そしていつだって、マニアックな奴らが命名の材料にするのはマニアックな神々なのだ。


バカ殿は喜んでルナティック・パンドラについて説明してくれた。
それは17年前よりも前に地下から発掘されたものらしい。
動物園ではなかったんだな。
しかし博士の説明は、いかに整備をしたかとかどんな調査をしたかという
脇の話に偏っている。
ゼルは苛立つが、じゃあ何が知りたいのかといわれると
「いったい、なんなんだよ、どうなるんだよ」
あのさあ。
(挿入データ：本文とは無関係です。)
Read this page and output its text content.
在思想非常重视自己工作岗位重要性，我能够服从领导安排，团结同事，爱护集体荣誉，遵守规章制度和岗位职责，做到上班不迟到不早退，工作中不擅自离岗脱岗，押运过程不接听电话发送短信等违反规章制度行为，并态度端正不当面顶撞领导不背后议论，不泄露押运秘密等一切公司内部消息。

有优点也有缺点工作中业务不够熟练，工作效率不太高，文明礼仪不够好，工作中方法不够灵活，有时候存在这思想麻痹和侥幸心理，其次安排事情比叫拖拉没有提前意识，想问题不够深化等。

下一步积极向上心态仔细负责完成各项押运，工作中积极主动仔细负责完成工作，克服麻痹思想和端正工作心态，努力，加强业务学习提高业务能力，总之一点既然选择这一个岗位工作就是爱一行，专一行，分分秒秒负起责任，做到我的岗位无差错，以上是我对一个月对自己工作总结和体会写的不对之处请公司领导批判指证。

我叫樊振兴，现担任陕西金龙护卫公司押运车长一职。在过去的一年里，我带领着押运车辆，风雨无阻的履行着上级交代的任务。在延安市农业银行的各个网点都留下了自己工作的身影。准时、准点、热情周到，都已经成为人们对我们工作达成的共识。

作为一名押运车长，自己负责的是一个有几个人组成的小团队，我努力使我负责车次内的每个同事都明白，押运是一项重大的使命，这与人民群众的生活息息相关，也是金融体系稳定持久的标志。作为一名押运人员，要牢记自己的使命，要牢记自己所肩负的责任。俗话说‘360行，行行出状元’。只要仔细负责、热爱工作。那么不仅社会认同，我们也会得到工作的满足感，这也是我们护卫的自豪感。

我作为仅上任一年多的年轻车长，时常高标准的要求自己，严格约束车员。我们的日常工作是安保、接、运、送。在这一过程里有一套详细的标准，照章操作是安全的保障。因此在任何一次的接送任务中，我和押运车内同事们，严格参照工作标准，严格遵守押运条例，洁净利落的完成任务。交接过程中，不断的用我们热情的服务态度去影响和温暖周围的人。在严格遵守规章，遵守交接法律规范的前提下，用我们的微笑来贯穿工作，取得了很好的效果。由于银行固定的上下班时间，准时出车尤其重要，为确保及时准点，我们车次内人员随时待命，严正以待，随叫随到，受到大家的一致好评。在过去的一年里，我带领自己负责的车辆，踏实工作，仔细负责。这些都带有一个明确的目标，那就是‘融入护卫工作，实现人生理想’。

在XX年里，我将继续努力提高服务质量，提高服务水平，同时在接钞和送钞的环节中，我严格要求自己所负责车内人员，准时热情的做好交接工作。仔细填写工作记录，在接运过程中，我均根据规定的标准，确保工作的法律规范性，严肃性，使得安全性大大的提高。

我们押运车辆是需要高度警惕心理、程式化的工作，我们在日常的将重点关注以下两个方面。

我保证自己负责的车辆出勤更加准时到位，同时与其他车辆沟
お前はパルプンテか何かか。
大声を上げれば誰かが理路整然と説明してくれると思っていないか?
誰かが行き先を示してくれると思っていないか?
質問をするときは、知りたい側が「どのようにたずねれば効率よく知識を得られるか?」と考えるべきだし
行動というのは常に変えたい問題があるときに最小限のことをするべきなんだぞ。
ヒャダルコは未熟だったけれど、考えたし何より余計な行動をすることは少なかった。
だから、世界のかなり重要なところに関わりながらも
大事故を起こさずにこれたのだ。
ヒャダルコの積極性のなさと決断の遅さと浅慮は
とても主人公っぽくなかったけれど
とはいえ熱血のゼルや楽天のセルフィが主人公ではたぶんDisc2に行く前に処刑されているだろう。
そのことが、この会話だけでよーくわかる。


悠長なオダインをゼルはさえぎった。ガルバディアという敵が来ているんだろう?
おお。それはいい話のもっていきかただ。
ガルバディアはかつての敵国であり
外交交渉もなくコンニチハは普通侵略と言われる。
イデアの呪縛から逃れたガルバディアであってもヒャダルコたちにとってはどうやら敵らしいが
そこにエスタを巻き込むのは弱小勢力として非常に正しい選択である。
しかしゼルが輝いたのはそこまでだった。
ゼルは続いてこう言ったのだ。
「時間がないだろう。何か方法があるなら自分たちがやってやるから、何か教えてくれ」
おいおい。
そんなこと簡単に言うな。
俺がもしもそんなこと言われたら
お前が本来やるべきではない仕事まで全部押し付けるぞ。
お前は考えるのが苦手らしいが
絶対に他人に対して「指示してくれ」なんていうな。
17歳だからしょうがないのかもしれないけどさ。
なによりも、ガルバディア人の目からまませんせいを隠す必要があるだろうが。
基本的にこれはエスタとガルバディアの問題であって
情報を全部集めてから関わるかどうか、どこまで関わるかを決めるべきじゃないのか。